Synthesis of Large Single Crystals Within the Zr - Fe - Si System

The synthesis of large single crystals of intermetallic silicides from a metal flux is challenging, owing to the poor solubility of silicon in many of the traditional fluxes at low temperatures. Accordingly, single crystal syntheses of several compounds within the Zr - Fe - Si system from a gallium flux were investigated. Zr$_4$Fe$_4$Si$_7$, a member of the well-known V-phase family of compounds, forms as silver lustrous rods. Successful growths yielded crystals with dimensions up to 12.1 mm by 0.14 mm by 0.14 mm, large enough to perform the first transport measurements of this compound. We grew for the first time single crystals of the hexagonal Laves phase ZrFe$_{1.5}$Si$_{0.5}$, which has previously only been reported in the polycrystalline form. Two previously unreported phases, including the silver lustrous rods Zr$_{2-x}$Fe$_4$Si$_{12-y}$, have been discovered as single crystals within this system. The composition of all phases was verified with powder and single crystal x-ray diffraction. Our group is currently investigating the growth of similar compounds using the methods developed for this system.   

Exploration of Superconductivity in Layered Structures

Superconductivity at high temperatures is of great interest in terms of both basic science and applications. Although there are many findings on the chemistry and physics of superconductors, there are a lot of questions that remain unanswered. We will review experimental routes to possibly finding and identifying new superconducting materials.   

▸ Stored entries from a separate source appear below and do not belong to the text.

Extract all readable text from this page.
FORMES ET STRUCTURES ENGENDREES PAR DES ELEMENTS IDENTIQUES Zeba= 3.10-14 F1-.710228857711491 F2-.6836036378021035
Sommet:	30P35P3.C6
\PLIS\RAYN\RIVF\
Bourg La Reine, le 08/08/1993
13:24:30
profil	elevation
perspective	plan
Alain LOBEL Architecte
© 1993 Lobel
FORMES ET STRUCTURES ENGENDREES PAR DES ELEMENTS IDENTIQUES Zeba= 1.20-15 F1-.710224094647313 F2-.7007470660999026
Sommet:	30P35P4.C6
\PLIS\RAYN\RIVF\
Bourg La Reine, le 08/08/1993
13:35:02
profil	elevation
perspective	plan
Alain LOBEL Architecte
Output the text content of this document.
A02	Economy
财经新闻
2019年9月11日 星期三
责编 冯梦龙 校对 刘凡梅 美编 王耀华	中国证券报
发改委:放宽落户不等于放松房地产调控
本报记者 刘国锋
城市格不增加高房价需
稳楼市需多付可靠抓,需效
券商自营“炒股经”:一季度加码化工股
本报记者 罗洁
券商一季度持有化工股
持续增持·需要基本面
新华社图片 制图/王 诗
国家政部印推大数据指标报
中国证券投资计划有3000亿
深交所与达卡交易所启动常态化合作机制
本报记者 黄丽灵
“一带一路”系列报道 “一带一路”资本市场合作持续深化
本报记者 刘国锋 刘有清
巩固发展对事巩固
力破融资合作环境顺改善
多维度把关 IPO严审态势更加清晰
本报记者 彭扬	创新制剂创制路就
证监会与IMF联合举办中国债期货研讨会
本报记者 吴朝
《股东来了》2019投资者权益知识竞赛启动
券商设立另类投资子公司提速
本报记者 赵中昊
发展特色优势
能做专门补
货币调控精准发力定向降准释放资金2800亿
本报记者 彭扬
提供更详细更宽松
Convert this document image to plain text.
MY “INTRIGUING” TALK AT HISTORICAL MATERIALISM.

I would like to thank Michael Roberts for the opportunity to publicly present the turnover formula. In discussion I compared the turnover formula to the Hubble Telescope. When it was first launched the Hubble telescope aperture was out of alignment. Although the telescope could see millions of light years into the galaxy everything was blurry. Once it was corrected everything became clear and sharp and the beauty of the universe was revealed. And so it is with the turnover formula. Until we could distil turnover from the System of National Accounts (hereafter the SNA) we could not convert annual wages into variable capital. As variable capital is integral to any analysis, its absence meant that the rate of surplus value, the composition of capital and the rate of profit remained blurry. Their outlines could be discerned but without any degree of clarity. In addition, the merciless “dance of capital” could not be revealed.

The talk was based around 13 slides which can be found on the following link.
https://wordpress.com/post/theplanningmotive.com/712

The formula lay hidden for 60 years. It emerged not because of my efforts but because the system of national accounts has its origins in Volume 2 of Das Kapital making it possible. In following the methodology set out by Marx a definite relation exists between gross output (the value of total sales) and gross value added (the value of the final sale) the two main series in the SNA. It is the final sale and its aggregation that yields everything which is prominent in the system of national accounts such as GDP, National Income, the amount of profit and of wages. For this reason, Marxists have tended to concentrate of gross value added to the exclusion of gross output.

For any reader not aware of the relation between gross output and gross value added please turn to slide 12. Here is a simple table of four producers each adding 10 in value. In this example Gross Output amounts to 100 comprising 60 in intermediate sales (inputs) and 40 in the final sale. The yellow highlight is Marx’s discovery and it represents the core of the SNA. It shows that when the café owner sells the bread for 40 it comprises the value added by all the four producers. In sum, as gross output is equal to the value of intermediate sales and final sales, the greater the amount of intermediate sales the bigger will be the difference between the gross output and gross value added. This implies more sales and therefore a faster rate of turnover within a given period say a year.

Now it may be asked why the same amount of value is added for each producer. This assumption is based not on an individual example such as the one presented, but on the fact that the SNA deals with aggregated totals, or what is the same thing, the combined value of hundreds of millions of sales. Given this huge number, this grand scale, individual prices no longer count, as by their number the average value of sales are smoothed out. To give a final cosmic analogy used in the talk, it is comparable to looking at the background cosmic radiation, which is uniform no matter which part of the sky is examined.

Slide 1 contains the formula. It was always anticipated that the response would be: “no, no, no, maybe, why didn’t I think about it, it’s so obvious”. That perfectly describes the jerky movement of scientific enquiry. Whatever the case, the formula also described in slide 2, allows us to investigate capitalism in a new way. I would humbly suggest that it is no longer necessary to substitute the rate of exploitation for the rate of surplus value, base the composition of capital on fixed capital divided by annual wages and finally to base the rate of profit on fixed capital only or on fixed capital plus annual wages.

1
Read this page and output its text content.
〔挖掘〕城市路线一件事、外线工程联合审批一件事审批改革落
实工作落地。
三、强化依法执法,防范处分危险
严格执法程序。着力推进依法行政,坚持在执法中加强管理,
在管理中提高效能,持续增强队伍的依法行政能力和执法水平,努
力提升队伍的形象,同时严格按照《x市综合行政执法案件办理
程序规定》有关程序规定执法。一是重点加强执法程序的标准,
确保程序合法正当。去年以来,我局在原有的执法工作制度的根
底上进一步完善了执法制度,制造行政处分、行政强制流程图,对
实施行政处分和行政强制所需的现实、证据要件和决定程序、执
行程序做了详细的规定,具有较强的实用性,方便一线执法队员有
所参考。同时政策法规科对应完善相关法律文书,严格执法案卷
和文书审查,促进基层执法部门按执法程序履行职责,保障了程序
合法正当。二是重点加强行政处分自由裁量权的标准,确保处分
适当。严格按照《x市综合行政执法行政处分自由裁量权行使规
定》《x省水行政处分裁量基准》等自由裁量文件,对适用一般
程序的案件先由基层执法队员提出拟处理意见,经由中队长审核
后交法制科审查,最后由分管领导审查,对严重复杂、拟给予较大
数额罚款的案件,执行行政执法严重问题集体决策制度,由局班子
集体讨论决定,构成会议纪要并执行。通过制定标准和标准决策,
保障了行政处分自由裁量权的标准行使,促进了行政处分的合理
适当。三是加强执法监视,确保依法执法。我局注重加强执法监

High T$_{c}$ electron doped Ca$_{10}$(Pt$_{3}$As$_{8})$(Fe$_{2}$As$_{2})_{5}$ and Ca$_{10}$(Pt$_{4}$As$_{8})$(Fe$_{2}$As$_{2})_{5 }$superconductors

In this talk, we will present the crystal structures and physical properties of two new iron arsenide superconductors, Ca$_{10}$(Pt$_{3}$As$_{8})$(Fe$_{2}$As$_{2})_{5}$ (the ``10-3-8 phase") which crystallizes in the triclinic structure and Ca$_{10}$(Pt$_{4}$As$_{8})$(Fe$_{2}$As$_{2})_{5}$ (the ``10-4-8 phase") which crystallizes in the tetragonal structure. They are very similar compounds for which the most important differences lie in the structural and electronic characteristics of the intermediary platinum arsenide layers. Electron doping through partial substitution of Pt for Fe in the FeAs layers leads to $T_{c}$ of 11 K in the 10-3-8 phase and 26 K in the 10-4-8 phase. The anisotropic H$_{c2}$ measurement indicates the multiband superconductivity in these compounds. The often-cited empirical rule in the arsenide superconductor literature relating $T_{c }$to As-Fe-As bond angles does not explain the observed differences in $T_{c}$ of the two phases; rather, comparison suggests the presence of stronger FeAs interlayer coupling in the 10-4-8 phase due to the two-channel interlayer interactions and the metallic nature of its intermediary Pt$_{4}$As$_{8}$ layer. The interlayer coupling is thus revealed as important in enhancing $T_{c}$ in the iron pnictide superconductors.   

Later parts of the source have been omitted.